If one begins to type “Iowa is” into the Google search bar, one of the top phrases the auto-fill feature recommends to complete the sentence is “famous for.” Clearly, the masses are still searching for the true identity of the state that has given us everything from Ashton Kutcher to those annoyingly premature presidential caucuses. (Although that does not beat the search for “Idaho is,” which yields as the top entry “not a real place.”) But perhaps the auto-fill should now recommend “gutsy” as exemplified in the state supreme court’s opinion in Miranda v. Said, 836 N.W.2d 8 (Iowa 2013). In Miranda, the Iowa Supreme Court held in a 5–1 decision that emotional-distress damages are available to plaintiffs in a legal-malpractice action involving an immigration attorney whose reckless representation led to the plaintiffs’ banishment from the country and separation from their children.
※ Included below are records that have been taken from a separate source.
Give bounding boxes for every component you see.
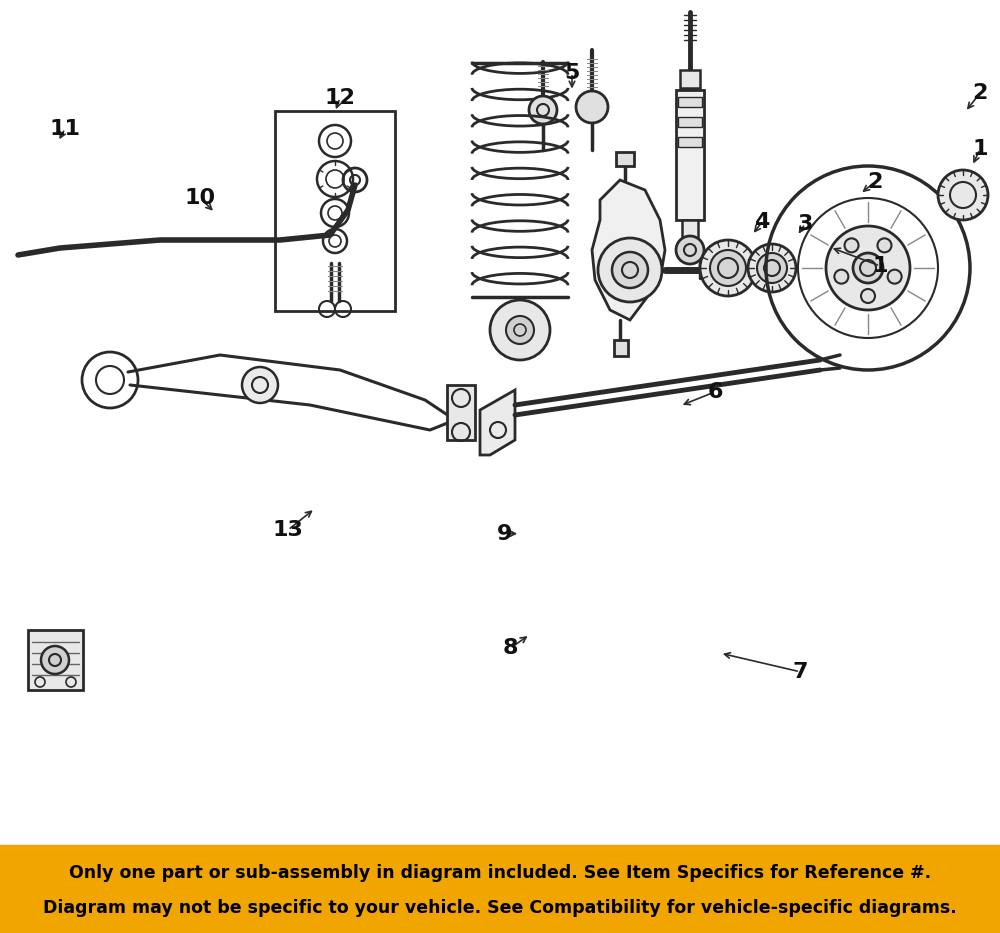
- Text: Only one part or sub-assembly in diagram included. See Item Specifics for Refere: Only one part or sub-assembly in diagram…: [69, 864, 931, 883]
- Circle shape: [576, 91, 608, 123]
- Text: 7: 7: [792, 661, 808, 682]
- Circle shape: [845, 238, 859, 252]
- Polygon shape: [592, 180, 665, 320]
- Circle shape: [242, 367, 278, 403]
- Bar: [0, 845, 1000, 933]
- Circle shape: [612, 252, 648, 288]
- Text: 13: 13: [273, 520, 303, 540]
- Circle shape: [41, 646, 69, 674]
- Text: 4: 4: [754, 212, 770, 232]
- Text: 3: 3: [797, 214, 813, 234]
- Text: 2: 2: [972, 83, 988, 104]
- Bar: [678, 97, 702, 107]
- Text: 8: 8: [502, 638, 518, 659]
- Circle shape: [834, 270, 848, 284]
- Text: 11: 11: [50, 118, 80, 139]
- Circle shape: [506, 316, 534, 344]
- Bar: [616, 152, 634, 166]
- Circle shape: [853, 253, 883, 283]
- Text: Diagram may not be specific to your vehicle. See Compatibility for vehicle-speci: Diagram may not be specific to your vehi…: [43, 899, 957, 917]
- Text: 9: 9: [497, 523, 513, 544]
- Circle shape: [700, 240, 756, 296]
- Bar: [28, 630, 83, 690]
- Text: 10: 10: [184, 188, 216, 208]
- Circle shape: [757, 253, 787, 283]
- Text: 6: 6: [707, 382, 723, 402]
- Text: 1: 1: [872, 256, 888, 276]
- Bar: [682, 220, 698, 240]
- Circle shape: [710, 250, 746, 286]
- Circle shape: [888, 270, 902, 284]
- Text: 5: 5: [564, 63, 580, 83]
- Bar: [676, 90, 704, 220]
- Text: 12: 12: [325, 88, 355, 108]
- Bar: [275, 111, 395, 311]
- Text: 1: 1: [972, 139, 988, 160]
- Circle shape: [826, 226, 910, 310]
- Bar: [614, 340, 628, 356]
- Circle shape: [748, 244, 796, 292]
- Circle shape: [598, 238, 662, 302]
- Circle shape: [490, 300, 550, 360]
- Circle shape: [877, 238, 891, 252]
- Circle shape: [676, 236, 704, 264]
- Bar: [678, 117, 702, 127]
- Polygon shape: [480, 390, 515, 455]
- Circle shape: [861, 289, 875, 303]
- Bar: [680, 70, 700, 88]
- Bar: [447, 385, 475, 440]
- Bar: [678, 137, 702, 147]
- Text: 2: 2: [867, 172, 883, 192]
- Circle shape: [938, 170, 988, 220]
- Circle shape: [529, 96, 557, 124]
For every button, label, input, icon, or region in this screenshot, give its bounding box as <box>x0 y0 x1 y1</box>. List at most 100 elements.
The opinion was not popular among the defense bar. Post-Miranda, some legal bloggers ignored all the qualifiers of the above description of the case and had the clairvoyance to predict that the apocalypse in legal-malpractice defense was dawning, that the decision would open the proverbial door for allowing emotional-distress damages in all types of cases and trigger the overused “chilling effect” on practicing law. After all, isn’t mental anguish a by-product of any unsuccessful litigation? Based on these forecasts, perhaps one could have wholly expected “Iowa is known for . . . ruining the practice of law” to display in the Google search bar.
In fact, the Miranda opinion is tame and should not be an archetype of a new wave of decisions. Miranda still represents how the minority of jurisdictions award emotional-distress damages in attorney-malpractice lawsuits although, at best, it may expand the scope of what is justifiably “distressful” in the context of a legal-malpractice matter.